The clusterAgent service may slowly fill up OSDATA with logs causing host to lock up and all processes become unresponsive

book

Article ID: 312111

calendar_today

Updated On:

Products

VMware vSphere ESXi

Issue/Introduction

This issue has a non-obvious cause, since symptoms can show up after months of the inventory being in a seemingly stable state. Customers may otherwise be unaware that they are affected until OSDATA fills up and workloads are affected.


Symptoms:

The file "/var/run/log/clusterAgent.stderr" on ESX becomes extremely large, potentially causing OSDATA to run out of diskspace, locking up ESX services and VMs.

Environment

VMware vSphere ESXi 8.0.1
VMware vSphere ESXi 8.0.x
VMware vSphere ESXi 8.0.2

Cause

When it encounters certain rare error conditions, a component within the clusterAgent ESX service may start periodically writing to "/var/run/log/clusterAgent.stderr". Since this isn't expected, the file is not rotated or otherwise monitored. If the state persists over several months, the file can expand to several gigabytes in size, filling up the OSDATA partition.

Resolution

This issue was fixed in ESXi 8.0 Update 2b.

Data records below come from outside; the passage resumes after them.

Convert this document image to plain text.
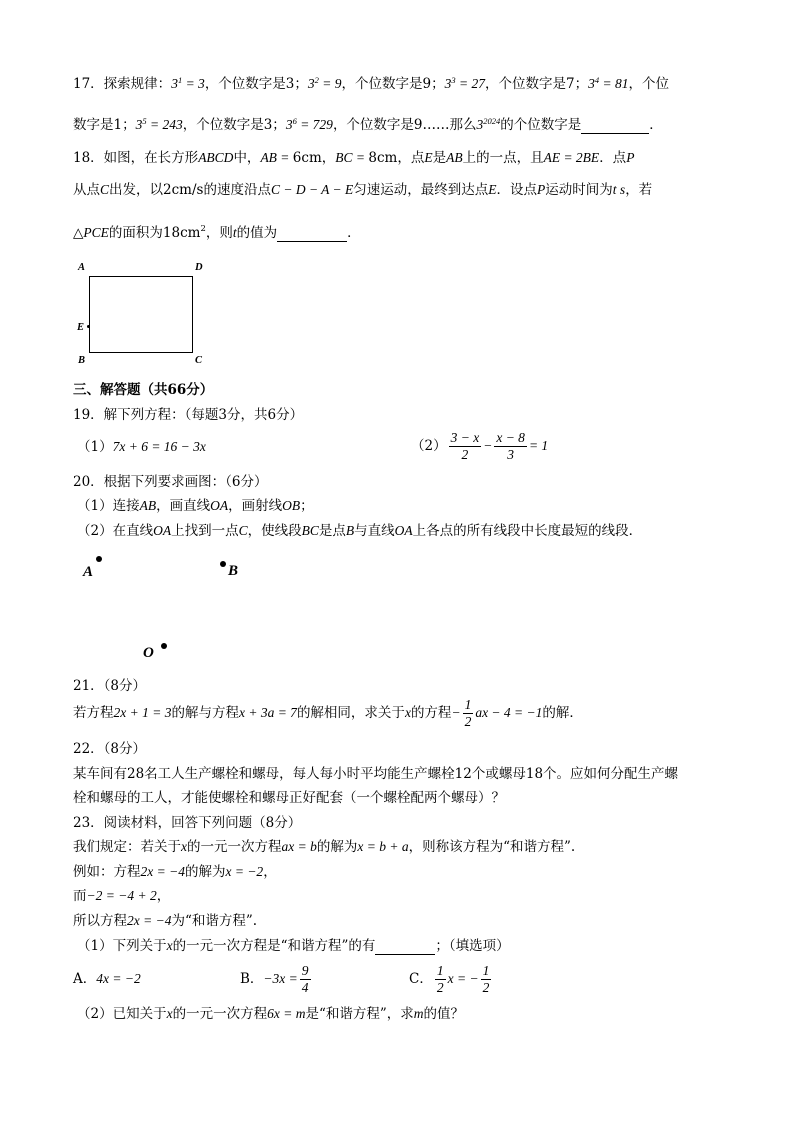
17．探索规律：$3^1 = 3$，个位数字是3；$3^2 = 9$，个位数字是9；$3^3 = 27$，个位数字是7；$3^4 = 81$，个位
数字是1；$3^5 = 243$，个位数字是3；$3^6 = 729$，个位数字是9……那么$3^{2024}$的个位数字是	．
18．如图，在长方形ABCD中，AB = 6cm，BC = 8cm，点E是AB上的一点，且AE = 2BE．点P
从点C出发，以2cm/s的速度沿点C − D − A − E匀速运动，最终到达点E．设点P运动时间为t s，若
△PCE的面积为$18cm^2$，则t的值为	．
A	D
E
B	C
三、解答题（共66分）
19．解下列方程：（每题3分，共6分）
（1）7x + 6 = 16 − 3x	$(2) \frac{3 - x}{2} - \frac{x - 8}{3} = 1$
20．根据下列要求画图：（6分）
（1）连接AB，画直线OA，画射线OB；
（2）在直线OA上找到一点C，使线段BC是点B与直线OA上各点的所有线段中长度最短的线段．
A	B
O
21．（8分）
若方程2x + 1 = 3的解与方程x + 3a = 7的解相同，求关于x的方程− $\frac{1}{2}$ ax − 4 = −1的解．
22．（8分）
某车间有28名工人生产螺栓和螺母，每人每小时平均能生产螺栓12个或螺母18个。应如何分配生产螺
栓和螺母的工人，才能使螺栓和螺母正好配套（一个螺栓配两个螺母）？
23．阅读材料，回答下列问题（8分）
我们规定：若关于x的一元一次方程ax = b的解为x = b + a，则称该方程为“和谐方程”.
例如：方程2x = −4的解为x = −2，
而−2 = −4 + 2，
所以方程2x = −4为“和谐方程”.
（1）下列关于x的一元一次方程是“和谐方程”的有	；（填选项）
A．4x = −2	B．$-3x = \frac{9}{4}$	C． $\frac{1}{2}$ x = − $\frac{1}{2}$
（2）已知关于x的一元一次方程6x = m是“和谐方程”，求m的值？
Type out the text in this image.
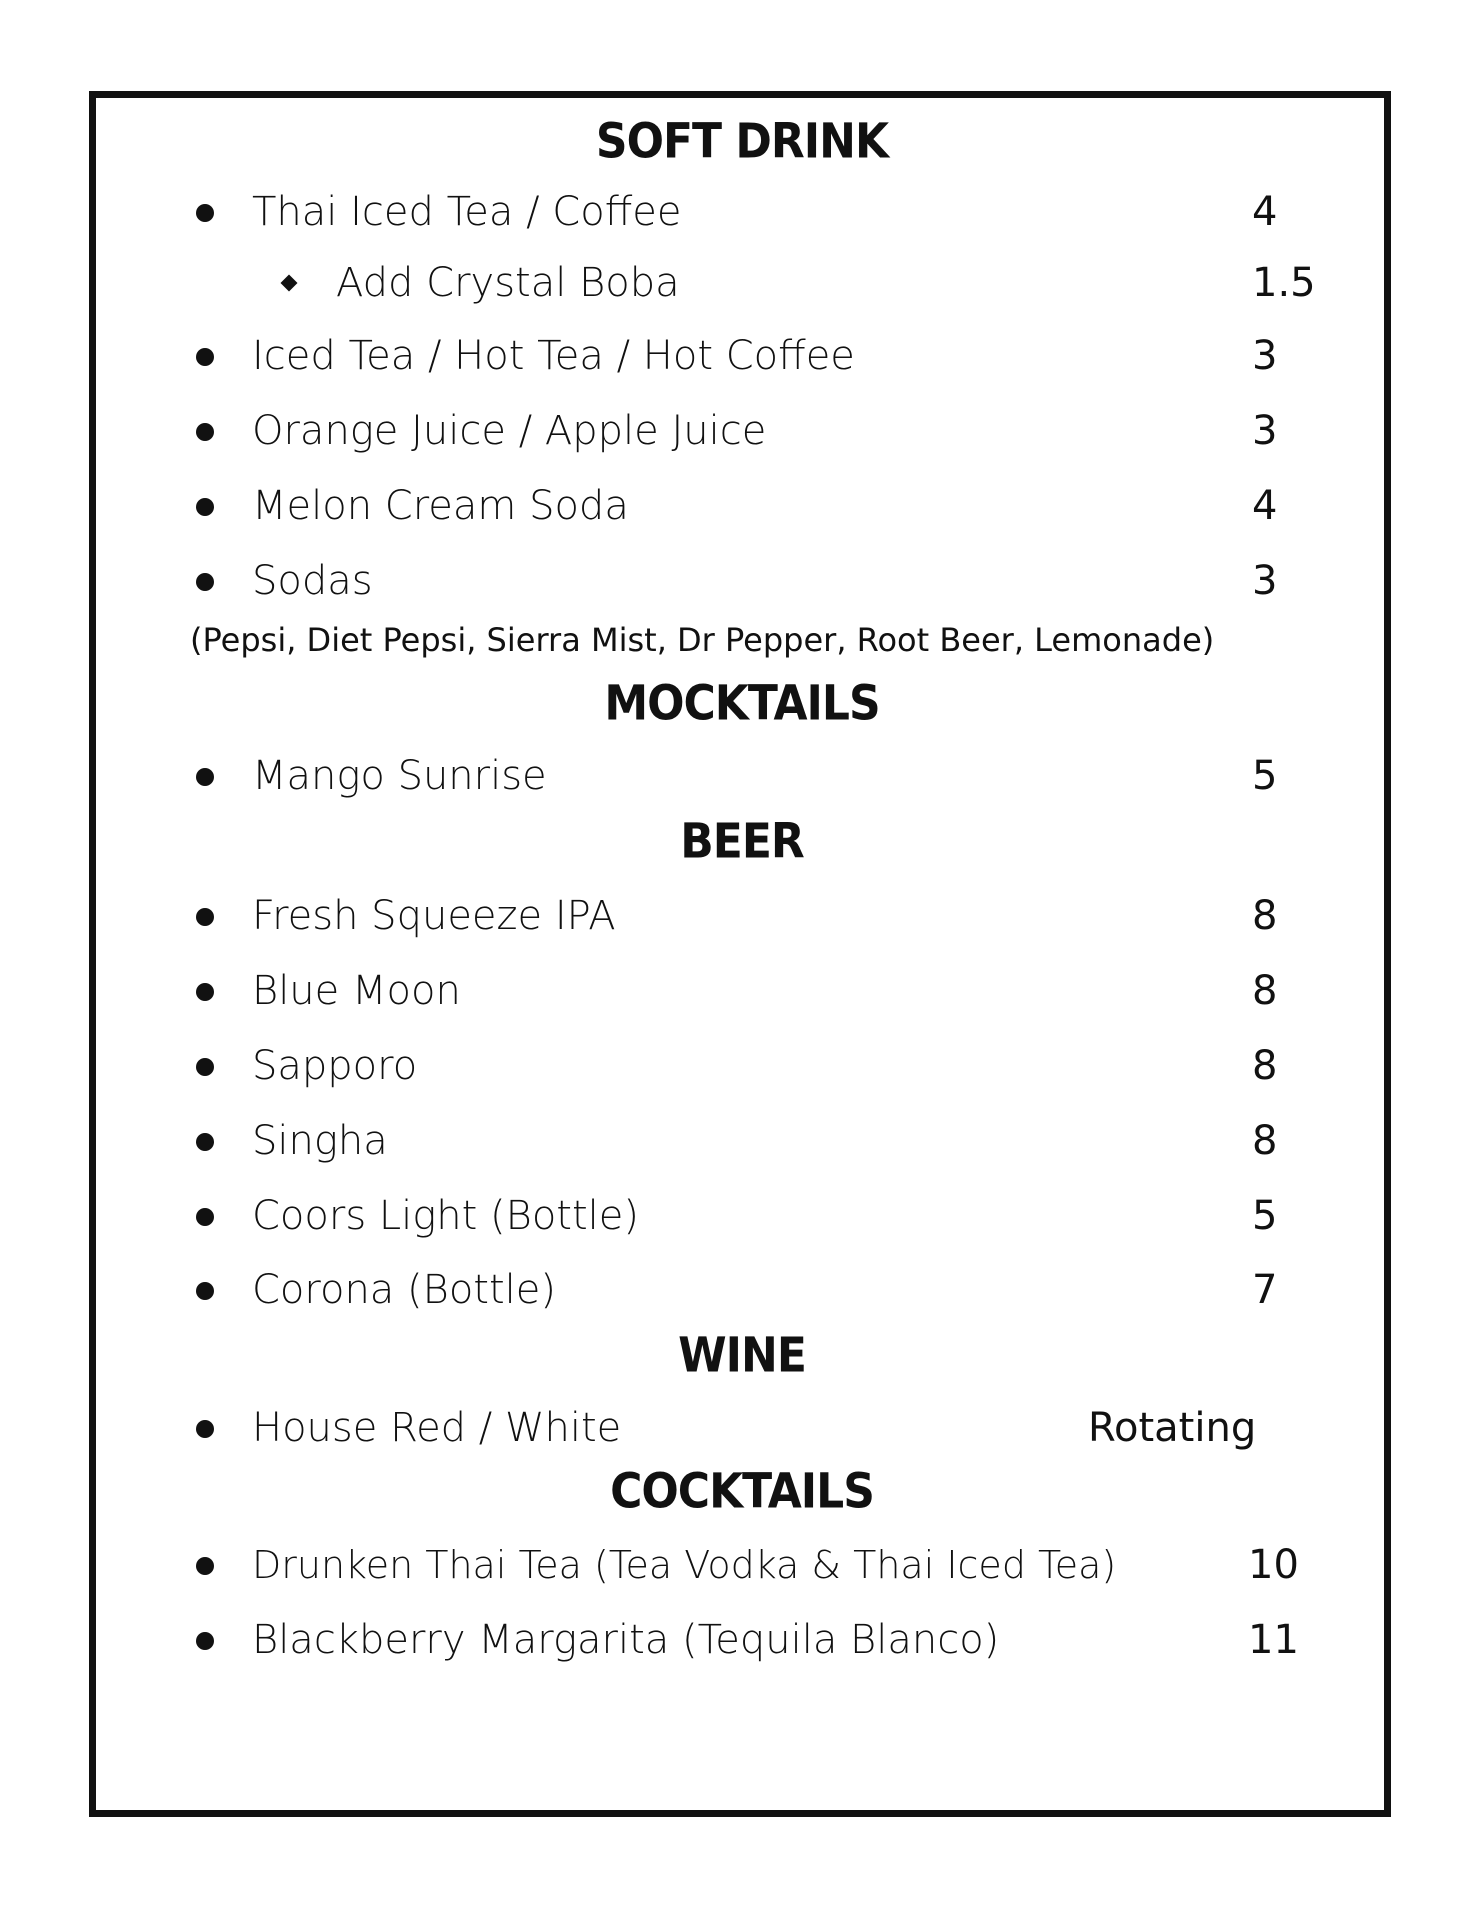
SOFT DRINK
Thai Iced Tea / Coffee	4
Add Crystal Boba	1.5
Iced Tea / Hot Tea / Hot Coffee	3
Orange Juice / Apple Juice	3
Melon Cream Soda	4
Sodas	3
(Pepsi, Diet Pepsi, Sierra Mist, Dr Pepper, Root Beer, Lemonade)
MOCKTAILS
Mango Sunrise	5
BEER
Fresh Squeeze IPA	8
Blue Moon	8
Sapporo	8
Singha	8
Coors Light (Bottle)	5
Corona (Bottle)	7
WINE
House Red / White	Rotating
COCKTAILS
Drunken Thai Tea (Tea Vodka & Thai Iced Tea)	10
Blackberry Margarita (Tequila Blanco)	11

VMware ESXi 8.0 Update 2b Release Notes

Workaround:
The affected file should be monitored and cleared if needed. This requires SSH access to hosts.
stat /var/run/log/clusterAgent.stderr
If the file is absent or less than 1MB, there is no need for concern. If it is large, it should be deleted periodically.
The following command can be used to clear out the file. It can be run either selectively on hosts where the problem is spotted, or unconditionally on all hosts.
LF=/var/run/log/clusterAgent.stderr ; test -f $LF && [ $(stat -c%s $LF) -gt 1000000 ] && (rm -f $LF ; /etc/init.d/clusterAgent restart)
If the problem is not detected, there will be no output. If the problem is detected, there will be messages indicating that the clusterAgent service has been restarted.